Let $R$ be a non-commutative ring such that every element is either invertible or nilpotent. I am trying to show that the set of nilpotent elements, denoted $I$, is a two sided ideal, but I am having problems with showing that the sum of two nilpotent elements is nilpotent.
Note that we cannot use the binomial theorem, since we are dealing with a noncommutative ring. Can someone provide me with a tip?
Thank you in advance.
I proved that the product is nilpotent by noting that if $0\neq x\in I$ and $y\in R$ with $x^n=0$, assuming that $xy$ is invertible we get $x^{n-1} = x^{n-1}xy(xy)^{-1} = 0$, which by induction would lead to $x=0$, which is a contradiction.
Let $x\in R$ be nilpotent and $r\in R$ be arbitrary.
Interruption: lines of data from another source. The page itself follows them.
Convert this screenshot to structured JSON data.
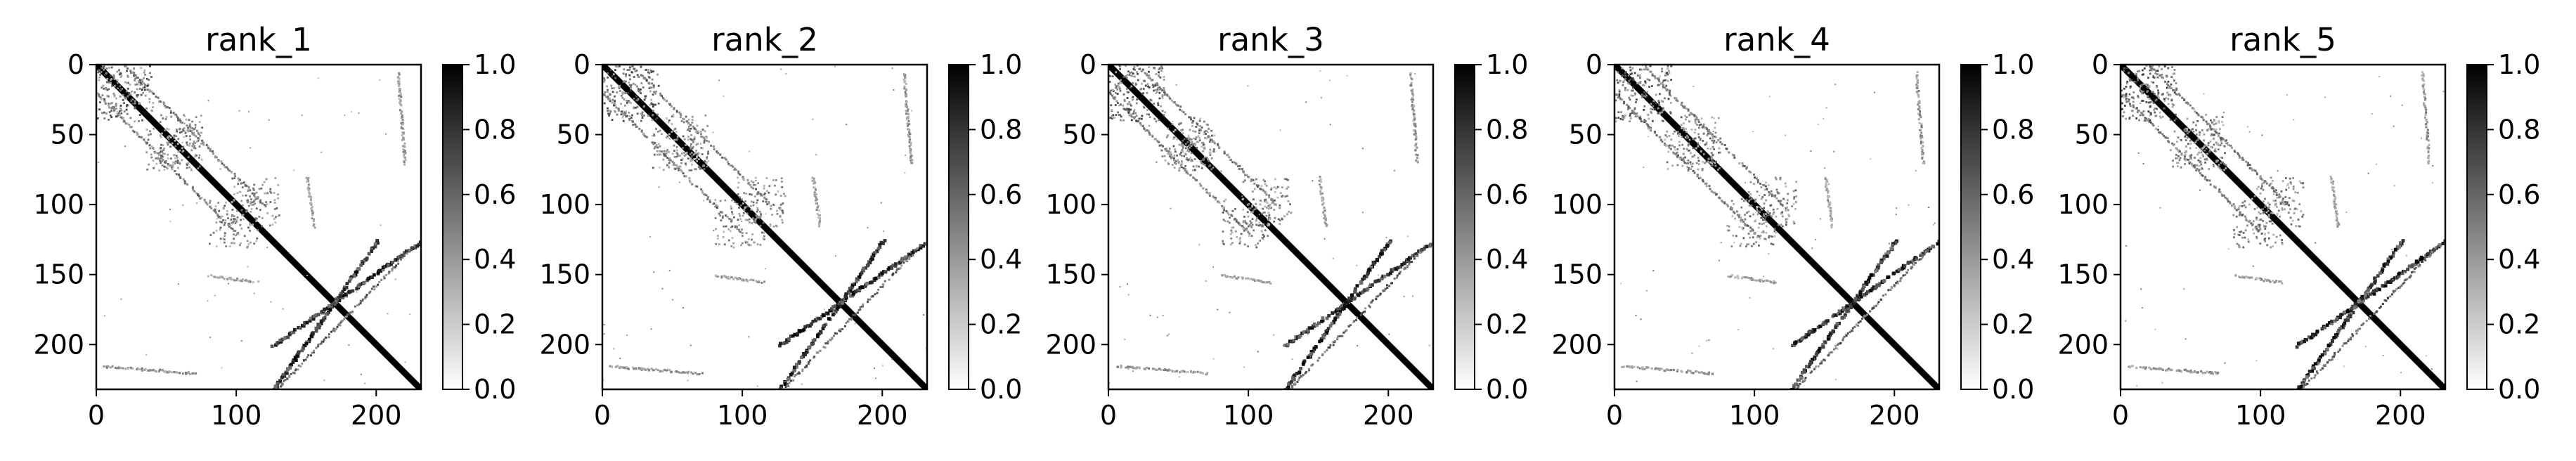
{
  "figure": {
    "background": "#ffffff",
    "cmap": "binary (white to black)"
  },
  "chart_data": [
    {
      "type": "heatmap",
      "title": "rank_1",
      "matrix_size": 232,
      "xlim": [
        0,
        232
      ],
      "ylim": [
        232,
        0
      ],
      "xticks": [
        0,
        100,
        200
      ],
      "yticks": [
        0,
        50,
        100,
        150,
        200
      ],
      "colorbar": {
        "range": [
          0.0,
          1.0
        ],
        "ticks": [
          "0.0",
          "0.2",
          "0.4",
          "0.6",
          "0.8",
          "1.0"
        ]
      },
      "contacts": [
        {
          "pattern": "diagonal",
          "start": [
            0,
            0
          ],
          "end": [
            232,
            232
          ],
          "value": 1.0
        },
        {
          "pattern": "parallel-band",
          "start": [
            20,
            0
          ],
          "end": [
            120,
            100
          ],
          "value": 0.55
        },
        {
          "pattern": "parallel-band",
          "start": [
            0,
            20
          ],
          "end": [
            100,
            120
          ],
          "value": 0.55
        },
        {
          "pattern": "cluster",
          "start": [
            0,
            0
          ],
          "end": [
            40,
            40
          ],
          "value": 0.6
        },
        {
          "pattern": "cluster",
          "start": [
            35,
            45
          ],
          "end": [
            75,
            75
          ],
          "value": 0.5
        },
        {
          "pattern": "cluster",
          "start": [
            80,
            95
          ],
          "end": [
            115,
            130
          ],
          "value": 0.5
        },
        {
          "pattern": "anti-diagonal",
          "start": [
            125,
            200
          ],
          "end": [
            232,
            125
          ],
          "value": 0.85
        },
        {
          "pattern": "anti-diagonal",
          "start": [
            200,
            125
          ],
          "end": [
            125,
            232
          ],
          "value": 0.85
        },
        {
          "pattern": "anti-diagonal",
          "start": [
            130,
            230
          ],
          "end": [
            225,
            130
          ],
          "value": 0.65
        },
        {
          "pattern": "vertical-run",
          "start": [
            215,
            5
          ],
          "end": [
            220,
            70
          ],
          "value": 0.45
        },
        {
          "pattern": "horizontal-run",
          "start": [
            5,
            215
          ],
          "end": [
            70,
            220
          ],
          "value": 0.45
        },
        {
          "pattern": "vertical-run",
          "start": [
            150,
            80
          ],
          "end": [
            155,
            115
          ],
          "value": 0.4
        },
        {
          "pattern": "horizontal-run",
          "start": [
            80,
            150
          ],
          "end": [
            115,
            155
          ],
          "value": 0.4
        }
      ]
    },
    {
      "type": "heatmap",
      "title": "rank_2",
      "matrix_size": 232,
      "xlim": [
        0,
        232
      ],
      "ylim": [
        232,
        0
      ],
      "xticks": [
        0,
        100,
        200
      ],
      "yticks": [
        0,
        50,
        100,
        150,
        200
      ],
      "colorbar": {
        "range": [
          0.0,
          1.0
        ],
        "ticks": [
          "0.0",
          "0.2",
          "0.4",
          "0.6",
          "0.8",
          "1.0"
        ]
      },
      "contacts": [
        {
          "pattern": "diagonal",
          "start": [
            0,
            0
          ],
          "end": [
            232,
            232
          ],
          "value": 1.0
        },
        {
          "pattern": "parallel-band",
          "start": [
            20,
            0
          ],
          "end": [
            120,
            100
          ],
          "value": 0.55
        },
        {
          "pattern": "parallel-band",
          "start": [
            0,
            20
          ],
          "end": [
            100,
            120
          ],
          "value": 0.55
        },
        {
          "pattern": "cluster",
          "start": [
            0,
            0
          ],
          "end": [
            40,
            40
          ],
          "value": 0.6
        },
        {
          "pattern": "cluster",
          "start": [
            35,
            45
          ],
          "end": [
            75,
            75
          ],
          "value": 0.5
        },
        {
          "pattern": "cluster",
          "start": [
            80,
            95
          ],
          "end": [
            115,
            130
          ],
          "value": 0.5
        },
        {
          "pattern": "anti-diagonal",
          "start": [
            125,
            200
          ],
          "end": [
            232,
            125
          ],
          "value": 0.85
        },
        {
          "pattern": "anti-diagonal",
          "start": [
            200,
            125
          ],
          "end": [
            125,
            232
          ],
          "value": 0.85
        },
        {
          "pattern": "anti-diagonal",
          "start": [
            130,
            230
          ],
          "end": [
            225,
            130
          ],
          "value": 0.65
        },
        {
          "pattern": "vertical-run",
          "start": [
            215,
            5
          ],
          "end": [
            220,
            70
          ],
          "value": 0.45
        },
        {
          "pattern": "horizontal-run",
          "start": [
            5,
            215
          ],
          "end": [
            70,
            220
          ],
          "value": 0.45
        },
        {
          "pattern": "vertical-run",
          "start": [
            150,
            80
          ],
          "end": [
            155,
            115
          ],
          "value": 0.4
        },
        {
          "pattern": "horizontal-run",
          "start": [
            80,
            150
          ],
          "end": [
            115,
            155
          ],
          "value": 0.4
        }
      ]
    },
    {
      "type": "heatmap",
      "title": "rank_3",
      "matrix_size": 232,
      "xlim": [
        0,
        232
      ],
      "ylim": [
        232,
        0
      ],
      "xticks": [
        0,
        100,
        200
      ],
      "yticks": [
        0,
        50,
        100,
        150,
        200
      ],
      "colorbar": {
        "range": [
          0.0,
          1.0
        ],
        "ticks": [
          "0.0",
          "0.2",
          "0.4",
          "0.6",
          "0.8",
          "1.0"
        ]
      },
      "contacts": [
        {
          "pattern": "diagonal",
          "start": [
            0,
            0
          ],
          "end": [
            232,
            232
          ],
          "value": 1.0
        },
        {
          "pattern": "parallel-band",
          "start": [
            20,
            0
          ],
          "end": [
            120,
            100
          ],
          "value": 0.55
        },
        {
          "pattern": "parallel-band",
          "start": [
            0,
            20
          ],
          "end": [
            100,
            120
          ],
          "value": 0.55
        },
        {
          "pattern": "cluster",
          "start": [
            0,
            0
          ],
          "end": [
            40,
            40
          ],
          "value": 0.6
        },
        {
          "pattern": "cluster",
          "start": [
            35,
            45
          ],
          "end": [
            75,
            75
          ],
          "value": 0.5
        },
        {
          "pattern": "cluster",
          "start": [
            80,
            95
          ],
          "end": [
            115,
            130
          ],
          "value": 0.5
        },
        {
          "pattern": "anti-diagonal",
          "start": [
            125,
            200
          ],
          "end": [
            232,
            125
          ],
          "value": 0.85
        },
        {
          "pattern": "anti-diagonal",
          "start": [
            200,
            125
          ],
          "end": [
            125,
            232
          ],
          "value": 0.85
        },
        {
          "pattern": "anti-diagonal",
          "start": [
            130,
            230
          ],
          "end": [
            225,
            130
          ],
          "value": 0.65
        },
        {
          "pattern": "vertical-run",
          "start": [
            215,
            5
          ],
          "end": [
            220,
            70
          ],
          "value": 0.45
        },
        {
          "pattern": "horizontal-run",
          "start": [
            5,
            215
          ],
          "end": [
            70,
            220
          ],
          "value": 0.45
        },
        {
          "pattern": "vertical-run",
          "start": [
            150,
            80
          ],
          "end": [
            155,
            115
          ],
          "value": 0.4
        },
        {
          "pattern": "horizontal-run",
          "start": [
            80,
            150
          ],
          "end": [
            115,
            155
          ],
          "value": 0.4
        }
      ]
    },
    {
      "type": "heatmap",
      "title": "rank_4",
      "matrix_size": 232,
      "xlim": [
        0,
        232
      ],
      "ylim": [
        232,
        0
      ],
      "xticks": [
        0,
        100,
        200
      ],
      "yticks": [
        0,
        50,
        100,
        150,
        200
      ],
      "colorbar": {
        "range": [
          0.0,
          1.0
        ],
        "ticks": [
          "0.0",
          "0.2",
          "0.4",
          "0.6",
          "0.8",
          "1.0"
        ]
      },
      "contacts": [
        {
          "pattern": "diagonal",
          "start": [
            0,
            0
          ],
          "end": [
            232,
            232
          ],
          "value": 1.0
        },
        {
          "pattern": "parallel-band",
          "start": [
            20,
            0
          ],
          "end": [
            120,
            100
          ],
          "value": 0.55
        },
        {
          "pattern": "parallel-band",
          "start": [
            0,
            20
          ],
          "end": [
            100,
            120
          ],
          "value": 0.55
        },
        {
          "pattern": "cluster",
          "start": [
            0,
            0
          ],
          "end": [
            40,
            40
          ],
          "value": 0.6
        },
        {
          "pattern": "cluster",
          "start": [
            35,
            45
          ],
          "end": [
            75,
            75
          ],
          "value": 0.5
        },
        {
          "pattern": "cluster",
          "start": [
            80,
            95
          ],
          "end": [
            115,
            130
          ],
          "value": 0.5
        },
        {
          "pattern": "anti-diagonal",
          "start": [
            125,
            200
          ],
          "end": [
            232,
            125
          ],
          "value": 0.85
        },
        {
          "pattern": "anti-diagonal",
          "start": [
            200,
            125
          ],
          "end": [
            125,
            232
          ],
          "value": 0.85
        },
        {
          "pattern": "anti-diagonal",
          "start": [
            130,
            230
          ],
          "end": [
            225,
            130
          ],
          "value": 0.65
        },
        {
          "pattern": "vertical-run",
          "start": [
            215,
            5
          ],
          "end": [
            220,
            70
          ],
          "value": 0.45
        },
        {
          "pattern": "horizontal-run",
          "start": [
            5,
            215
          ],
          "end": [
            70,
            220
          ],
          "value": 0.45
        },
        {
          "pattern": "vertical-run",
          "start": [
            150,
            80
          ],
          "end": [
            155,
            115
          ],
          "value": 0.4
        },
        {
          "pattern": "horizontal-run",
          "start": [
            80,
            150
          ],
          "end": [
            115,
            155
          ],
          "value": 0.4
        }
      ]
    },
    {
      "type": "heatmap",
      "title": "rank_5",
      "matrix_size": 232,
      "xlim": [
        0,
        232
      ],
      "ylim": [
        232,
        0
      ],
      "xticks": [
        0,
        100,
        200
      ],
      "yticks": [
        0,
        50,
        100,
        150,
        200
      ],
      "colorbar": {
        "range": [
          0.0,
          1.0
        ],
        "ticks": [
          "0.0",
          "0.2",
          "0.4",
          "0.6",
          "0.8",
          "1.0"
        ]
      },
      "contacts": [
        {
          "pattern": "diagonal",
          "start": [
            0,
            0
          ],
          "end": [
            232,
            232
          ],
          "value": 1.0
        },
        {
          "pattern": "parallel-band",
          "start": [
            20,
            0
          ],
          "end": [
            120,
            100
          ],
          "value": 0.55
        },
        {
          "pattern": "parallel-band",
          "start": [
            0,
            20
          ],
          "end": [
            100,
            120
          ],
          "value": 0.55
        },
        {
          "pattern": "cluster",
          "start": [
            0,
            0
          ],
          "end": [
            40,
            40
          ],
          "value": 0.6
        },
        {
          "pattern": "cluster",
          "start": [
            35,
            45
          ],
          "end": [
            75,
            75
          ],
          "value": 0.5
        },
        {
          "pattern": "cluster",
          "start": [
            80,
            95
          ],
          "end": [
            115,
            130
          ],
          "value": 0.5
        },
        {
          "pattern": "anti-diagonal",
          "start": [
            125,
            200
          ],
          "end": [
            232,
            125
          ],
          "value": 0.85
        },
        {
          "pattern": "anti-diagonal",
          "start": [
            200,
            125
          ],
          "end": [
            125,
            232
          ],
          "value": 0.85
        },
        {
          "pattern": "anti-diagonal",
          "start": [
            130,
            230
          ],
          "end": [
            225,
            130
          ],
          "value": 0.65
        },
        {
          "pattern": "vertical-run",
          "start": [
            215,
            5
          ],
          "end": [
            220,
            70
          ],
          "value": 0.45
        },
        {
          "pattern": "horizontal-run",
          "start": [
            5,
            215
          ],
          "end": [
            70,
            220
          ],
          "value": 0.45
        },
        {
          "pattern": "vertical-run",
          "start": [
            150,
            80
          ],
          "end": [
            155,
            115
          ],
          "value": 0.4
        },
        {
          "pattern": "horizontal-run",
          "start": [
            80,
            150
          ],
          "end": [
            115,
            155
          ],
          "value": 0.4
        }
      ]
    }
  ]
}
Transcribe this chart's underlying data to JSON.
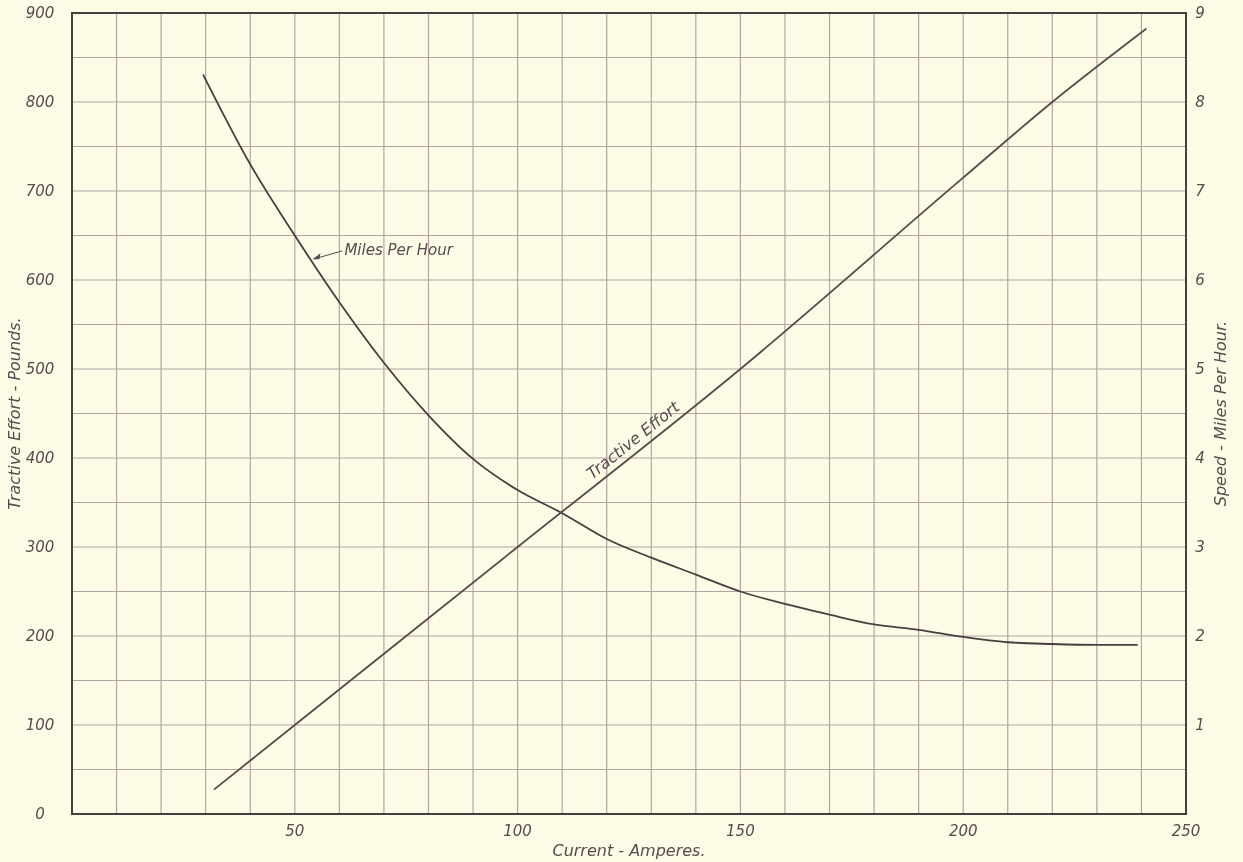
{
  "chart_data": {
    "type": "line",
    "xlabel": "Current - Amperes.",
    "ylabel": "Tractive Effort - Pounds.",
    "y2label": "Speed - Miles Per Hour.",
    "xlim": [
      0,
      250
    ],
    "xticks": [
      {
        "value": 10,
        "label": null
      },
      {
        "value": 20,
        "label": null
      },
      {
        "value": 30,
        "label": null
      },
      {
        "value": 40,
        "label": null
      },
      50,
      {
        "value": 60,
        "label": null
      },
      {
        "value": 70,
        "label": null
      },
      {
        "value": 80,
        "label": null
      },
      {
        "value": 90,
        "label": null
      },
      100,
      {
        "value": 110,
        "label": null
      },
      {
        "value": 120,
        "label": null
      },
      {
        "value": 130,
        "label": null
      },
      {
        "value": 140,
        "label": null
      },
      150,
      {
        "value": 160,
        "label": null
      },
      {
        "value": 170,
        "label": null
      },
      {
        "value": 180,
        "label": null
      },
      {
        "value": 190,
        "label": null
      },
      200,
      {
        "value": 210,
        "label": null
      },
      {
        "value": 220,
        "label": null
      },
      {
        "value": 230,
        "label": null
      },
      {
        "value": 240,
        "label": null
      },
      250
    ],
    "ylim": [
      0,
      900
    ],
    "yticks": [
      0,
      {
        "value": 50,
        "label": null
      },
      100,
      {
        "value": 150,
        "label": null
      },
      200,
      {
        "value": 250,
        "label": null
      },
      300,
      {
        "value": 350,
        "label": null
      },
      400,
      {
        "value": 450,
        "label": null
      },
      500,
      {
        "value": 550,
        "label": null
      },
      600,
      {
        "value": 650,
        "label": null
      },
      700,
      {
        "value": 750,
        "label": null
      },
      800,
      {
        "value": 850,
        "label": null
      },
      900
    ],
    "y2lim": [
      0,
      9
    ],
    "y2ticks": [
      1,
      2,
      3,
      4,
      5,
      6,
      7,
      8,
      9
    ],
    "grid": true,
    "marker": "none",
    "line_style": "solid",
    "series": [
      {
        "name": "Miles Per Hour",
        "color": "#4a3d40",
        "axis": "y2",
        "x": [
          29.5,
          40,
          50,
          60,
          70,
          80,
          90,
          100,
          110,
          120,
          130,
          140,
          150,
          160,
          170,
          180,
          190,
          200,
          210,
          220,
          230,
          239
        ],
        "values": [
          8.3,
          7.3,
          6.5,
          5.75,
          5.07,
          4.48,
          3.99,
          3.64,
          3.38,
          3.09,
          2.88,
          2.69,
          2.5,
          2.36,
          2.24,
          2.13,
          2.07,
          1.99,
          1.93,
          1.91,
          1.9,
          1.9
        ]
      },
      {
        "name": "Tractive Effort",
        "color": "#5a4a4d",
        "x": [
          32,
          50,
          100,
          150,
          200,
          220,
          241
        ],
        "values": [
          28,
          100,
          300,
          500,
          715,
          800,
          882
        ]
      }
    ]
  }
}
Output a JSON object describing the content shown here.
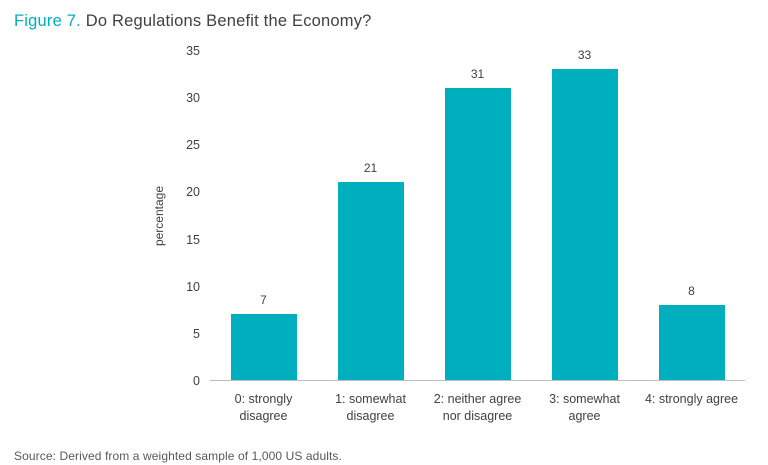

If $xr$ is not nilpotent, it is invertible, so $xr(xr)^{-1}=1$ and therefore $x$ is right invertible. This is impossible, because from $x^n=0$ and $xy=1$ we get $x^{n-1}=0$, leading to a contradiction.
Similarly, $rx$ is nilpotent.
Suppose $x$ and $y$ are nilpotent, but $z=x+y$ is invertible. Then $$ (x+y)z^{-1}=1 $$ and so $$ xz^{-1}=1-yz^{-1} $$ By what we have proved before, we know that $yz^{-1}$ is nilpotent. However, when $a\in R$ is nilpotent, $1-a$ is invertible; indeed, assuming $a^{n+1}=0$, we have $$ (1-a)(1+a+\dots+a^{n})=1-a^{n+1}=1 $$ and similarly on the other side. Therefore $xz^{-1}$ is invertible. Contradiction.